One day/Two day tournaments are held everywhere. But how does a competitive gamer prepare? Now you may think that we at Death or Glory spend hours and hours and hundreds of test games to prepare ourselves for the games ahead. The truth however is completely different. I generally play 2-4 practice games before a tournament. 4 is a push as well!
The question is then how do I do well when I don’t play that much? Well I’d wang on about how I’m totally amazing but that would me talking total trash! I’ll tell you guys the sorta procedures I go through before tournaments and the steps I take to make sure I’ve given myself a chance at a good weekend.
The Army list
An obvious place to start! There are several ways to make your list choice easier and require less time consumption. Me and my friends have a facebook chat message were we put ideas for armies down and everyone else tell us how good the idea is. This is a great start. A convo may start like this
Mike: I wanna start a ork army with lotsa bikes do you think that would work?
Rich: Probably not! Whats your troops?
Luke: Nob Bikers? They good anymore? Not overly convinced.
Steve: How do they kill Wraith armies?
And the conversation will go on and on until you get an idea of what’s in your army or if you’re even going to attempt it! At this point write a list. Perhaps you can’t get what you want in it. That’s what the facebook chat is for! More chat about it. Finally you should be able to come up with a rough draft and you’re ready for game 1!
Please note: although you can just copy army lists other people use *cough northerners cough* I’ve always found building your own list is much funner way to go about a tournament. Developing your own brand of 40k is great. Sometimes you can’t help but use the same things. Let’s say hellions and venoms in a dark Eldar army in 5th. But taking that base and changing it to suit the way you play is also a good way to start off. When I started my Dark Eldar experience I took Stu Robertson’s successful Dark Eldar list from the Masters 2010 and tweaked it to something I liked. What came from it was a list based on Stu’s List but edited for a mike feel! I used this to devastating effect!
Now for all my practice games I try and do the following I try to play at least 1 but hopefully two of the following…

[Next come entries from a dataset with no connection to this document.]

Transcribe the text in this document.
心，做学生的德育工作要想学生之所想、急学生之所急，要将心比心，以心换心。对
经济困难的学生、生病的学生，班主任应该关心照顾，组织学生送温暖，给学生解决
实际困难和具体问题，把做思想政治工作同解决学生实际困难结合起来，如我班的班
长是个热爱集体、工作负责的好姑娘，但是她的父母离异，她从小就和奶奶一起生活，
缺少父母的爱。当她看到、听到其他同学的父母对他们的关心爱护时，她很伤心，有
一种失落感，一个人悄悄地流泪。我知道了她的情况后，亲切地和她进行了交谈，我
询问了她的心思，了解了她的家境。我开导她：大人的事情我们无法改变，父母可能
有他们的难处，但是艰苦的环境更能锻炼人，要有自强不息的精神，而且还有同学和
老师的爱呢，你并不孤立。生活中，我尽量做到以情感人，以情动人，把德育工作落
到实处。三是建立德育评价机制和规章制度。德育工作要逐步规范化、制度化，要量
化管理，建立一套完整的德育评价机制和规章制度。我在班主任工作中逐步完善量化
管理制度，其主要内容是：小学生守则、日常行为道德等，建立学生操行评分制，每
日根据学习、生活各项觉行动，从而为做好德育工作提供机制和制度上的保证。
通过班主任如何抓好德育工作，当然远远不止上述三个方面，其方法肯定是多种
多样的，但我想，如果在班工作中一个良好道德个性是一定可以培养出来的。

1) Necron Meta List (3 an barges) (3 Scythes) (18 Wraiths) (2 Destroyer Lords)
2) A horde List (guard blob for example)
3) Marines. These are very popular so you need to be able to compete with them.
So in your 2-4 games try and play at least the Necron Meta list. If none of your friends have these guys get someone to proxy them (use their own models as Necrons instead!). They are the best list out there atm so you play em and do well, you’re going to do ok (hopefully). The other two I’d say are optional really. They’re popular but not the winners at present.
We have a couple of rules in our practice games…
1) No seizing the initiative – seizing the initiative is a massive part of the game… so why don’t we play it? Simply you want to see how your army plays in a normal situation. By seizing the initiative the whole complexion of the game changes. For example take A Dark Eldar list with the baron. By seizing the initiative how will you know if they are any good going second? The exception to the above rule is when playing with a character that changes these rules… aka Stormlord, Vect and Coteaz. This is due to them making the seize more likely and it may affect deployment.
2) All games should be played at the same rules set as the tournament you’re practicing for.
3) Fully ask your opponent what they would do when you’re playing. 2 Heads are better than 1 after all.
4) Have fun! End of the day it’s a game of toy soldiers don’t take it too seriously!!
After each game you play you may need to make large or small changes. If you lost take the positive on board. If you won, take the negatives on board. There are always marginal gains to be had everywhere!
A list is like a formula one car. Throughout its life parts get changed and the car steadily increases in performance. However with each new part may reduce the effectiveness in another area. This is what you have to take on board. By the 2/3rd game you should have a much more streamlined list and one that will allow you to compete to a good level.
If after the tournament you wanna carry on with the list then you can carry on the process above improving it further. By the end of your second tournament you’ll be pretty used to how it works!